企業風土を変えたい、オフィスを変えたい、というお客様が逆指名でお声掛け頂くケースも出てきていますが、これも我々の考え方に賛同してもらっている事がビジネスにも繋がってきている現れです。

ある意味、中小企業は数を追いかける必要がないので、周りに左右されず、自分の所の価値を発信していく事こそが、実は一番の攻めでもあり防御になると思います。

という事で、入社式後から始まる新入社員の研修の最初は私が担当して、ウエダ本社の理念からスタートします。

それもお題目の様な理念ではなく、何の為に生きるのでしょう?という所から、ウエダ本社としての基本理念~経営理念~経営指針~行動指針、そして、ウエダの指針から前文のついたウエダベーシック10の構成を説明するのです。

また、そんな哲学、理念という事ばかり言っていると、重い話ばかりと言われるかもしれませんが、やっぱり強い会社は、それがどれだけ継承されるかだと思います。

今週、昨年亡くなられた堀場最高顧問にご指導頂いていたクオリアの会があり、今後どうするかにおいて、ご子息である堀場厚社長にお越し頂きました。

以前から私は、これだけ見事に、親子間で事業継承、それも、それぞれのキャラクターを生かし、息子さんが新たな展開で発展をされながら、社是の”おもしろおかしく”という独特の風土が継承されているケースは日本全国でも稀有な存在だと思っていますが、創業者が亡くなり、規模もドンドン大きくなる中で、理念がどこまで継承され、良い意味で、家族的、中小企業的風土で展開できるのかは、興味ある所です。

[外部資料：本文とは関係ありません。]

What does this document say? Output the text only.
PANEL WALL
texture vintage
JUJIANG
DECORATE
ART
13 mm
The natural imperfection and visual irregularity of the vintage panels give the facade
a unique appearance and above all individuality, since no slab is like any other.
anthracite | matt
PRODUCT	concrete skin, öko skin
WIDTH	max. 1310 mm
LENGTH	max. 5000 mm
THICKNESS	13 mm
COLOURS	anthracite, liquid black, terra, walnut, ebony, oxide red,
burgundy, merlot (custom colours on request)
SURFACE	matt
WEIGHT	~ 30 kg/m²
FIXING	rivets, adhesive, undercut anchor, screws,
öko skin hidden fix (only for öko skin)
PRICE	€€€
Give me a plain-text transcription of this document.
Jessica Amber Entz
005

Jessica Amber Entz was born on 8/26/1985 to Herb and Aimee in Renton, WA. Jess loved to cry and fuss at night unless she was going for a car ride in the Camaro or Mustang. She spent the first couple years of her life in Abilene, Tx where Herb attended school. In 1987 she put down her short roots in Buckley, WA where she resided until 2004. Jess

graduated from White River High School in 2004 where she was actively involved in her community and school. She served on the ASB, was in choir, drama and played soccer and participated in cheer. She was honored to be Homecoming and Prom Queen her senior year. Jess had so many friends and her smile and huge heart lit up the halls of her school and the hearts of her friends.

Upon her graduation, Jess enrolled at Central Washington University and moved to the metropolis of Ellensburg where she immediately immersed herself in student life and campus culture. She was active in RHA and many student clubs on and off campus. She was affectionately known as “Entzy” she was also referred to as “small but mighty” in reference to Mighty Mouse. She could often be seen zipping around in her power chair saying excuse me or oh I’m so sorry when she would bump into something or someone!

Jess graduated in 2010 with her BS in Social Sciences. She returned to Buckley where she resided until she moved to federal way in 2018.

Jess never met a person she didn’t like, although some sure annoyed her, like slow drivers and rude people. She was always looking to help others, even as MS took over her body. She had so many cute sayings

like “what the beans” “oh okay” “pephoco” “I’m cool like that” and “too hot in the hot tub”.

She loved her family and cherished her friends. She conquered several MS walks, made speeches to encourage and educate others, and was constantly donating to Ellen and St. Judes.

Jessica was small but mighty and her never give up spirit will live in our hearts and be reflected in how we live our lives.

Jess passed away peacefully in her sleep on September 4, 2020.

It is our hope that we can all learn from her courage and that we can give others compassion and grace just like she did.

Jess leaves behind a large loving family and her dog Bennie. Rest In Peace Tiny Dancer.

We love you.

哲学=フィロソフィーとは、phiro=”愛する” sophia=”知識” というギリシャ語から来ているらしいのですが、堀場社長のお話を聞いていても、素晴らしいと思う会社は、人(ステークホルダー全て)を”愛し”、人の可能性を信じる事に”知識”を向けている様に感じます。

おかしくなっていっている大企業は、数字を”愛して”、それを最大化する”知識”にばかり目を向けていたのではないでしょうか?

我々としても、今週入ってくれた新入社員も含めて、本来の意味のphilosophyを皆で共有していきたいと思います。